Hawks haben normalerweise drei sehr große blinde Flecken, wenn es darum geht zu verstehen, wie sich andere Regierungen als Reaktion auf Provokationen verhalten: Sie unterschätzen, inwieweit die andere Regierung bereit ist, das zu schützen, was sie für lebenswichtig hält, und gehen davon aus, dass die Eine andere Regierung wird amerikanischen Präferenzen nachgeben, wenn sie energisch genug präsentiert werden, und sie erkennen normalerweise nicht, dass sie auf ähnliche Provokationen aus einem anderen Staat sehr negativ reagieren würden. Wir haben alle drei Fehler gesehen, die in der Debatte über Trumps China-Provokationen gezeigt wurden.

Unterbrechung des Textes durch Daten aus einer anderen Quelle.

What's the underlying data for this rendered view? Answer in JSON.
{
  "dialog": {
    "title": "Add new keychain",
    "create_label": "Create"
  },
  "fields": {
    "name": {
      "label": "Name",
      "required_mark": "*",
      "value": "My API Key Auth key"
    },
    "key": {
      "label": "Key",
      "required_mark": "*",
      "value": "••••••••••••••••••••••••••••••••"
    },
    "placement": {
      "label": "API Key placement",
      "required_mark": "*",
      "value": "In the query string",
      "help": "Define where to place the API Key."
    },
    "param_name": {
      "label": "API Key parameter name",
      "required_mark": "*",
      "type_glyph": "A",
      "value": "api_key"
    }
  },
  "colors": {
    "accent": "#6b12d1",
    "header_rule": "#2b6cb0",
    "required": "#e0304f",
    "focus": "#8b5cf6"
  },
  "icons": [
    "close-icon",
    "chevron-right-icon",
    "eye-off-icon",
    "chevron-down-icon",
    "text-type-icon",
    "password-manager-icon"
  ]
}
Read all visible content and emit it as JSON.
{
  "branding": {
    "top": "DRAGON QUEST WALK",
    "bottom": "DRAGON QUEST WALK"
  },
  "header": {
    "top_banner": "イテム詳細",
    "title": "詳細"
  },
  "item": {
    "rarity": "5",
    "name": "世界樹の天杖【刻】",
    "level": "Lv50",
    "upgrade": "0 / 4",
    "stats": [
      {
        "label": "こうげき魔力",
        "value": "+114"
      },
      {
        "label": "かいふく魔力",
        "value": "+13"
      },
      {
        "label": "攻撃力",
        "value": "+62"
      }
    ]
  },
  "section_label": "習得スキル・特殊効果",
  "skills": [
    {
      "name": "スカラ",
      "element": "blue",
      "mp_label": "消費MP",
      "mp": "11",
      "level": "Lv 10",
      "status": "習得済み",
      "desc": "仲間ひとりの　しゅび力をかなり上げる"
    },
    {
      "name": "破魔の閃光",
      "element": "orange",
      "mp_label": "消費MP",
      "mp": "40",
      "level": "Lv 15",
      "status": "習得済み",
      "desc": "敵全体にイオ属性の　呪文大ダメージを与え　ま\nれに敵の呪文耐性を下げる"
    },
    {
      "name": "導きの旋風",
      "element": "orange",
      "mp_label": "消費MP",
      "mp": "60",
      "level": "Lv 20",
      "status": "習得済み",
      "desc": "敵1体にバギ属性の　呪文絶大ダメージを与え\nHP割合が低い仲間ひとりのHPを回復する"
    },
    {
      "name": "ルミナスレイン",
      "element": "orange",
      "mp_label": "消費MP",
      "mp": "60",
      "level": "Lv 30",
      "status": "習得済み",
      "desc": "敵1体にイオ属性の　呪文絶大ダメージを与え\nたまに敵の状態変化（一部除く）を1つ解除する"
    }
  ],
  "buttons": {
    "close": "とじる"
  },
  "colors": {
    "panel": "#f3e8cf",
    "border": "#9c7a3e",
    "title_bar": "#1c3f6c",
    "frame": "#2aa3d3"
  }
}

Wenn die amerikanische und die chinesische Position umgekehrt würden, wären dieselben Falken, die Trump für "Kühnheit" feiern, empört über die offensichtliche Einmischung des anderen Staates in das, was wir für unsere Angelegenheiten halten. Wenn der neue Regierungschef einer anderen Regierung vorschlug, wir könnten bereit sein, etwas zu verkaufen, das wir für nicht verhandelbar halten, würden dieselben Falken die Idee als erste als beschämende Beschwichtigung ablehnen. Der Punkt, den Falken normalerweise vermissen, ist, dass andere Staaten ihre eigenen Hardliner haben, die ebenso dazu neigen, angesichts ausländischer Herausforderungen auf die Wichtigkeit von „Entschlossenheit“ zu bestehen, und genauso wahrscheinlich auf Provokationen überreagieren wie sie. Besonders wenn es um etwas geht, das diese Hardliner als nationales Kerninteresse betrachten, sollten wir mit einer sehr negativen und heftigen Reaktion rechnen.

Wie Ted Galen Carpenter betont, ist das Taiwan-Problem für Peking kein anderes:

Taiwan ist für die meisten Chinesen mehr als eine Kontrolle über ein strategisches und wirtschaftliches Gut - auch wenn diese Aspekte für Peking wichtig sind. Aber Taiwan ist der Kern einer chinesischen Identität, die im neunzehnten und frühen zwanzigsten Jahrhundert durch die Behandlung Chinas durch den Westen (und Japan) in Mitleidenschaft gezogen wurde.

Nach dem Kalten Krieg Die US-Außenpolitik hat stark unter dem wiederholten Versäumnis unserer politischen Entscheidungsträger gelitten, den Nationalismus anderer Länder so ernst zu nehmen, wie sie es hätten tun sollen. Insbesondere die Bedeutung des chinesischen Nationalismus in diesem Zusammenhang zu unterschätzen, wäre einer der schlimmsten und gefährlichsten Misserfolge überhaupt.

Schau das Video: . Eddy: "Warnings: Finding Cassandras to Stop Catastrophes". Talks at Google (Dezember 2019).